I'm trying to get the expected value of $g(x)$, given the minimum of $s$ draws. That is, I need to integrate
$$ \int f'(x)g(x) dx$$
for some positive real number $a$. I know that $g'(x) = \frac{1}{x}$, and I am aware of the integral trick $\int u'v = uv - \int v'u$. However, I fail to see how I could use that. There's no substitution trick that I could think of that makes sense here.
How could I proceed? Note that this is not a homework assignment, so a closed form solution to the expression is not guaranteed.

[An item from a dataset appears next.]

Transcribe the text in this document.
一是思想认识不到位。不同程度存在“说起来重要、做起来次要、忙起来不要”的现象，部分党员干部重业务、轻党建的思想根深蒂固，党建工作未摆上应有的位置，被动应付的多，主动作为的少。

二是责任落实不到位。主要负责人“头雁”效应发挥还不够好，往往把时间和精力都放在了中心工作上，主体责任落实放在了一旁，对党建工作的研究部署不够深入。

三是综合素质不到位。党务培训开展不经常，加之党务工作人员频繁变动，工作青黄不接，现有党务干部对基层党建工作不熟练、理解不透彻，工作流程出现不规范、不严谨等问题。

I don't believe it is useful (because it doesn't have a nice structure), but here's F(x) for two real numbers $d,e$:
$$ F(x) = \frac{dx}{x-e}$$
FooBar.
We have: $ f(x) = 1 - \left( 1 - c \cdot \log(F(x)) \right)^s \Leftrightarrow f'(x) =-s \cdot (1 - c \cdot \log(F(x)))^{s-1} \cdot \left( - \frac{c}{F(x) \cdot \ln (10) } \right) \cdot F'(x) $, assuming $ \log(F(x)) = \log_{10}( F(x)) $.
Then:
$ \int f'(x) \cdot g(x) dx = \frac{s}{\ln(10)}\int (1 - c \cdot \log(F(x)))^{s-1} \cdot \frac{c \cdot F'(x)}{F(x)} \cdot \log \left( \frac{a}{x} \right) dx $
Now: $ F(x) = \frac{dx}{x-e} \Leftrightarrow F'(x) = \frac{d \cdot (x-e) - dx \cdot 1}{(x-e)^2} = \frac{dx - de - dx}{(x-e)^2} = -\frac{de}{(x-e)^2} $
And thus we have:
$ \large{\frac{s}{\ln(10)} \cdot \int (1 - c \cdot \log \left( \frac{dx}{x-e} \right))^{s-1} \cdot -\frac{c \cdot \left( \frac{de}{(x-e)^2}\right)}{\frac{dx}{x-e}} \cdot \log \left( \frac{a}{x} \right) dx \\\\ = -\frac{s \cdot c}{\ln(10)} \cdot \int \left(1 - c \cdot \log \left( \frac{dx}{x-e} \right)\right)^{s-1} \cdot \frac{e}{(x-e)^2 \cdot x} \cdot \log \left( \frac{a}{x} \right) dx}$
I don't see how one can proceed from here on out without knowing the values of the variables.
Kind regards, Pedro